Dieu dit : «Dieu ne changera que les situations que le peuple aura décidé, par lui-même, de changer». Hors de toute rhétorique et de toute prétention pédagogique, ces rappels relèvent moins de la suffisance et du pédantisme, que de l'espoir qu'on n'instrumentalise pas, à souhait, la religion à des fins politiques donc temporelles. L'amalgame serait consommé dans de vilains desseins.
L'éventualité de déboucher sur des structures représentatives et capables d'initier à une vie politique pluraliste et en parfaite concordance, est une attente populaire. Comme l'aspiration de tout citoyen conscient que la diversité est un enrichissement, que l'uniformité est un appauvrissement et que la cohabitation dans la différence est l'unique garantie d'une vie démocratique méritée.

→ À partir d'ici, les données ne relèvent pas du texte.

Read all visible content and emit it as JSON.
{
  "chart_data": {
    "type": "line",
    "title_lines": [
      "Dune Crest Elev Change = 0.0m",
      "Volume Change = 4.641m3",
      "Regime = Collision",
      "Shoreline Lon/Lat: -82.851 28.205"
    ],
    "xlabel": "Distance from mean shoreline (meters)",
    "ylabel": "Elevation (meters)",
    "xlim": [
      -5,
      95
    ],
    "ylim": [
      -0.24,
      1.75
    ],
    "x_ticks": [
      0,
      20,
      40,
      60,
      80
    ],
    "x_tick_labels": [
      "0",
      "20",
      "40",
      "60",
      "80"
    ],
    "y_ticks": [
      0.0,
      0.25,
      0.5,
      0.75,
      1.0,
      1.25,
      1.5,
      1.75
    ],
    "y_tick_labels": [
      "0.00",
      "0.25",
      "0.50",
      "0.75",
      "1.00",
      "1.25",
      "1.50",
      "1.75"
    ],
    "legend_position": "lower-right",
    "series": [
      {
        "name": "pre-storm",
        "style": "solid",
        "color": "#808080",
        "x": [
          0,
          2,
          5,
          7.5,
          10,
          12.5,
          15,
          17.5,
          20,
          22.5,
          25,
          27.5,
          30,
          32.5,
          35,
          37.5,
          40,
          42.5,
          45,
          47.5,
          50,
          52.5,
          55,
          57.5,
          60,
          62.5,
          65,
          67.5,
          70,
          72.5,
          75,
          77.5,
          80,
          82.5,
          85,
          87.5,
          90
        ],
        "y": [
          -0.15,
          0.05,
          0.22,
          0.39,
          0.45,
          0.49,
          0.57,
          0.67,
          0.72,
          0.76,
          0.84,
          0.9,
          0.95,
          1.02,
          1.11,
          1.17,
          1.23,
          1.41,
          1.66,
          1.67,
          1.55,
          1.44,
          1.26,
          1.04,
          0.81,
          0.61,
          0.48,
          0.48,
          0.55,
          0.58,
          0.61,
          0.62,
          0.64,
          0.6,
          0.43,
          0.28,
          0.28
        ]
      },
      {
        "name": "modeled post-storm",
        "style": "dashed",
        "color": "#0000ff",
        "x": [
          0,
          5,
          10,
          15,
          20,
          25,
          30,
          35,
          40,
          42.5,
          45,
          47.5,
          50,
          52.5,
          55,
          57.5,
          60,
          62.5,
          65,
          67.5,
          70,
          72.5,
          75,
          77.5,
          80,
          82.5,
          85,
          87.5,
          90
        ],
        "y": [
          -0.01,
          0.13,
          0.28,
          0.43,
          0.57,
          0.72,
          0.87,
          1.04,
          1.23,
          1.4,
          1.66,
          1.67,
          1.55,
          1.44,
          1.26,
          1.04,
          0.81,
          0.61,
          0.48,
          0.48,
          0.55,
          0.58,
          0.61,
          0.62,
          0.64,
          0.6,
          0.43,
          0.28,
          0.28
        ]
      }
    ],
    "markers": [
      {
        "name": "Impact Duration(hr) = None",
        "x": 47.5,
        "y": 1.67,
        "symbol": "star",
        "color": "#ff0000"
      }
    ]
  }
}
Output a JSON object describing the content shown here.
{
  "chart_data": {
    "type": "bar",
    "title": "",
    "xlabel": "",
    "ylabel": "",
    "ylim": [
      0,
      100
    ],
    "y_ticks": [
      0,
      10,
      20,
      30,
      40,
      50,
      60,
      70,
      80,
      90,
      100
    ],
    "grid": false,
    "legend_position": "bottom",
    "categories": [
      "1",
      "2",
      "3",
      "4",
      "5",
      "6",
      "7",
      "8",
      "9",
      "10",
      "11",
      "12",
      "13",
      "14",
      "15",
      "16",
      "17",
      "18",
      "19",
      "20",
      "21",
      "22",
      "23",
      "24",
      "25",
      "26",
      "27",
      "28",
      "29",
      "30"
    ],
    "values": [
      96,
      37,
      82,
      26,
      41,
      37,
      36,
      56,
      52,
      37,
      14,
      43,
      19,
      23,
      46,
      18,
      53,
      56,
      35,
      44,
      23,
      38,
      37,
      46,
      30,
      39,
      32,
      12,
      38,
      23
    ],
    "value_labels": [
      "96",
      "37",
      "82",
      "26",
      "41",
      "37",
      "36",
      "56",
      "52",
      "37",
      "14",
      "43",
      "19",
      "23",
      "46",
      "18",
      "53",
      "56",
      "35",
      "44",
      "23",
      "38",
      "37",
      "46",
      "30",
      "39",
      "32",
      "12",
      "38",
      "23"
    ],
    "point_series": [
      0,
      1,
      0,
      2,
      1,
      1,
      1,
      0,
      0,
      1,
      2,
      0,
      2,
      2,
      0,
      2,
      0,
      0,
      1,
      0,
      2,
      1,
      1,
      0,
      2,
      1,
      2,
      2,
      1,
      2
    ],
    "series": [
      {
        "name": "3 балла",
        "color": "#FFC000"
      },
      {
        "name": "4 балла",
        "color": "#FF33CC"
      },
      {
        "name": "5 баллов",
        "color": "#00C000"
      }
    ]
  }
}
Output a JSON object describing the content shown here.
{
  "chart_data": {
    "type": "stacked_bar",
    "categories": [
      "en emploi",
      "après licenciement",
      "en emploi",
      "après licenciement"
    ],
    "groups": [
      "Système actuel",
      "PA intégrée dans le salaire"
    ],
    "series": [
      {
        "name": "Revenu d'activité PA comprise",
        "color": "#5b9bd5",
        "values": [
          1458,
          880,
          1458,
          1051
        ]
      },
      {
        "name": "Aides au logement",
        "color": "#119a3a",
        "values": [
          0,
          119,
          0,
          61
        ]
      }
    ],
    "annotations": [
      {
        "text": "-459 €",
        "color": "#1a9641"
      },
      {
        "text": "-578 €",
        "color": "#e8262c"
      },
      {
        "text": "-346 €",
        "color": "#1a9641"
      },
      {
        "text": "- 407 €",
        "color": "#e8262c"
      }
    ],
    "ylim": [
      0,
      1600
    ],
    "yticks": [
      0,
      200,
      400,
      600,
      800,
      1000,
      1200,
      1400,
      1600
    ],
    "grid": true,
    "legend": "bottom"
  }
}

Sachant que l'opposition qui a été confectionnée par l'ancien président (rares exceptions faites des partis d'opposition réelle mais affaiblis par le contexte sociopolitique) n'a aucune chance de représentation. Ne s'était-elle pas parjurée elle-même par silence ou compromission. Elle se serait rendue, donc, coupable de cécité politique. Il n'est pas étonnant qu'elle soit discréditée et donc disqualifiée. Si on s'en tenait au scénario-catastrophe d'une victoire d'Ennahdha — épouvantail pour la démocratie — sans avoir de contrepoids ni de contradicteurs en face, on aura remporté une victoire à la Pyrrhus.
Tout ça pour ça !
Nos martyrs se seraient sacrifiés pour si peu.. Ils se retourneraient dans leurs tombes. On aura tout mis en branle pour, en fin de compte, aboutir à la consécration de l'extrémisme.